The reports have dogged Menendez, 59, as he has assumed the chairmanship of the Senate Foreign Relations Committee, succeeding former Sen. John Kerry, who resigned last week to become secretary of state. The Senate Ethics Committee is investigating the case.

Separately on Monday, a prominent lawyer in the Dominican Republic denied claims that he hosted outings involving Menendez and prostitutes on his yacht. Attorney Vinicio Castillo Seman said in Santo Domingo that he would seek a criminal investigation into the source of the reports, which he called "absurd."

Castillo, the son of a presidential adviser and the brother of a member of the Dominican Republic Congress, said he has known Menendez for about 15 years but has never seen him with a prostitute. Prostitution is legal in the Caribbean country.

"I have never seen him behave in any way that was not impeccable and dignified," Castillo said. "It's absolutely false and slanderous to say that I have been on trips or at parties with underage prostitutes with Sen. Robert Menendez and Dr. Salomon Melgen."

While repeatedly denying any meetings with prostitutes, Menendez did acknowledge to reporters that he flew on Melgen's private plane and failed, initially, to properly pay for trips. He told reporters he reimbursed some $58,500 from his personal funds after it "came to my attention" and said it was unfortunate that the trips "fell through the cracks."

"I was in a big travel schedule in 2010 as the chairman of the DSCC" — the Democratic Senatorial Campaign Committee — "plus my own campaign getting ready for the election cycle," Menendez said.

Menendez's office said last week that the senator had reimbursed Melgen on Jan. 4. His office said Menendez's reimbursement was for the full cost of two flights on Melgen's plane to the Dominican Republic for personal trips in 2010.

Menendez took a third flight — in May 2010 — on Melgen's plane for a DSCC fundraiser. The trip was reported to the Federal Election Commission as a $5,400 expenditure by the DSCC for the use of Melgen's plane.

Melgen is a native of the Dominican Republic but has lived in the U.S. since 1980, while Menendez is of Cuban-American descent. He is divorced and has two children. Menendez's office has said Melgen has been a friend and supporter for many years.

Some New Jersey Republicans filed a complaint with the Senate Ethics Committee last fall after The Daily Caller's initial report that Menendez had flown on Melgen's private plane to the Dominican Republic to engage with prostitutes. In response, Menendez's staffers searched records for trips by the senator and found the two additional trips that hadn't been reimbursed.
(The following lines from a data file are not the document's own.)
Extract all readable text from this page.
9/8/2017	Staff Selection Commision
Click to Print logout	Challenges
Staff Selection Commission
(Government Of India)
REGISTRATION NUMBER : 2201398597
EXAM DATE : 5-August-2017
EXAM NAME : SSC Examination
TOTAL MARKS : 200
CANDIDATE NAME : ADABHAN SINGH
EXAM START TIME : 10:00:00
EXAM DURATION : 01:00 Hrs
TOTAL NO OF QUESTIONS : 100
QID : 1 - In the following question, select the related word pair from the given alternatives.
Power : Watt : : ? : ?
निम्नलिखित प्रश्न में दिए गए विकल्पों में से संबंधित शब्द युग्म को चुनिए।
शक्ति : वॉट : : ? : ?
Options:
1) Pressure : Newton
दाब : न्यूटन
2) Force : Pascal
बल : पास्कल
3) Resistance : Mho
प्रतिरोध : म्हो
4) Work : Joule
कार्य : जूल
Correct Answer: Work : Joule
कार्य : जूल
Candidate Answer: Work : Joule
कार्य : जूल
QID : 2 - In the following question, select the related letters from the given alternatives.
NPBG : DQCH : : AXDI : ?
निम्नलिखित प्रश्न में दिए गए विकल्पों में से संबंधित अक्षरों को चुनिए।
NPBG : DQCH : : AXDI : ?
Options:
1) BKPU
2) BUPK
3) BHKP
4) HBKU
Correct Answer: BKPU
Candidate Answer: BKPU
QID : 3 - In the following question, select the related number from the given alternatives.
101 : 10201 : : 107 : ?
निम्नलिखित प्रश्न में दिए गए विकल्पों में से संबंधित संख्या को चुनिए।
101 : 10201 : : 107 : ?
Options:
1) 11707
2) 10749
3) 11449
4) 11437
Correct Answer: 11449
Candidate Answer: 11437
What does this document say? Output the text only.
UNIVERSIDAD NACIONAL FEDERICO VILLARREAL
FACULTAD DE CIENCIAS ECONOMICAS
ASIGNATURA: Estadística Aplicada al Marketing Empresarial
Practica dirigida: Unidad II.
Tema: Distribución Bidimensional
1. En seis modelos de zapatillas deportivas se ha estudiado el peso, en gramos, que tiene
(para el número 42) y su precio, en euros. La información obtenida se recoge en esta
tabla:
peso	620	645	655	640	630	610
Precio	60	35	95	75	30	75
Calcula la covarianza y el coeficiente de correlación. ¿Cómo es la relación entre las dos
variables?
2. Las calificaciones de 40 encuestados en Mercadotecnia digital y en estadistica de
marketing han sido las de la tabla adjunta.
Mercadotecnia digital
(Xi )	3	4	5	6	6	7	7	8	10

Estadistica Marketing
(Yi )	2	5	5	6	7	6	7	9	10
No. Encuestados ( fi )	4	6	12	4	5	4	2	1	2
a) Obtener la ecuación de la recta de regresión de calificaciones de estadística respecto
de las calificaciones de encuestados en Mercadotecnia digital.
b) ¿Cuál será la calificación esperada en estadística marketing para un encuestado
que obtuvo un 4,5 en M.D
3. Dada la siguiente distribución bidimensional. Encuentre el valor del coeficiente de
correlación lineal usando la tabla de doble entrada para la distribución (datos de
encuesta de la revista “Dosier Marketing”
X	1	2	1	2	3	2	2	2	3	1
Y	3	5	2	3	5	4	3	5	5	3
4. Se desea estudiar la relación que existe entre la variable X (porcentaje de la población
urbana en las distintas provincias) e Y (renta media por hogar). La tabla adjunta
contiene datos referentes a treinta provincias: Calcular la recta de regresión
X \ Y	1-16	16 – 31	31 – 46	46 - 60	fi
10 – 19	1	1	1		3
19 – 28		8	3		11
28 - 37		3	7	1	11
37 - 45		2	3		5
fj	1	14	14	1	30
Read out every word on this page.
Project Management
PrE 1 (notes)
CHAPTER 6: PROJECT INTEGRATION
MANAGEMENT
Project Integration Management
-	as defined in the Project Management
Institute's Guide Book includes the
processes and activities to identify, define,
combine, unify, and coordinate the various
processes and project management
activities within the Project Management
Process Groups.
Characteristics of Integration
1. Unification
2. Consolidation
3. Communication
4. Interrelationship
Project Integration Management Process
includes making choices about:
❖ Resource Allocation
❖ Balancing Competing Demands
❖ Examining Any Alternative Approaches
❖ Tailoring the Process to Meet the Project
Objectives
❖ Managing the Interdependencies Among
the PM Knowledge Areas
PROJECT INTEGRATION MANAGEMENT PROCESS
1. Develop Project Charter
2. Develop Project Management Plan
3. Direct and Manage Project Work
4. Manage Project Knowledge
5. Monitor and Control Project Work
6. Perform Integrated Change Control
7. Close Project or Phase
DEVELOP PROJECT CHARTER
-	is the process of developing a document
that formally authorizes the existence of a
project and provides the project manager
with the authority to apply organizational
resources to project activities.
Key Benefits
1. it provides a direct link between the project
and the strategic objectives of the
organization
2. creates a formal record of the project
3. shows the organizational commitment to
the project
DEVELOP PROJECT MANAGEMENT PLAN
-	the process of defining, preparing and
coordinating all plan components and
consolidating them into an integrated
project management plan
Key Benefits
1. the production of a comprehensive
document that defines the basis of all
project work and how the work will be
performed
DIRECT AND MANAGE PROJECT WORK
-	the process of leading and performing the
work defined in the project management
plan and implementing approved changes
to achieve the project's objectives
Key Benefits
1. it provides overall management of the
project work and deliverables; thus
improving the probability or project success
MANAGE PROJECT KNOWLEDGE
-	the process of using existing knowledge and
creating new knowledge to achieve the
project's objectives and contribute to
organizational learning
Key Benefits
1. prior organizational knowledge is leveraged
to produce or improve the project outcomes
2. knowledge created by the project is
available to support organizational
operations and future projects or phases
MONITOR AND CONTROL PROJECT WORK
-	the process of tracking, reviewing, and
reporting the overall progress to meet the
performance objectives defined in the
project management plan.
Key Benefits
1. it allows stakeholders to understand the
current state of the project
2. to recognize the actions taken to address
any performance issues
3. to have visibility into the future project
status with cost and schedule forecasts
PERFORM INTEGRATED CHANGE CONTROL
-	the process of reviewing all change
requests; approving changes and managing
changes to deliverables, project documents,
In 2012, Melgen's practice gave $700,000 to Majority PAC, a super political action committee set up to fund Democratic candidates for Senate. Aided by Melgen's donation, the super PAC became the largest outside political committee contributing to Menendez's re-election, spending more than $582,000 on the senator's behalf, according to an analysis of federal election records.

Castillo said the episode is a "smear campaign," intended to scuttle a contract for port security by a company controlled by Melgen.

The Dominican Republic, which has become a busy transit point for drugs destined for the United States and Europe, has only one X-ray to screen port cargo. It was donated by the United States.

A company called I.C.S.S.I. signed a contract in 2002 to provide screening throughout the country but the government suspended it in 2004 before it went into effect amid claims that it was too expensive and the bid process had not been competitive. A company run by Melgen bought the company in 2011 and he has been seeking to reinstate the contract, which has been tied up in the courts.

"It's evident that drug traffickers and their powerful allies in our country have no interest in the use in seeing this technology implemented in our ports," he said.

The Associated Press contributed to this report.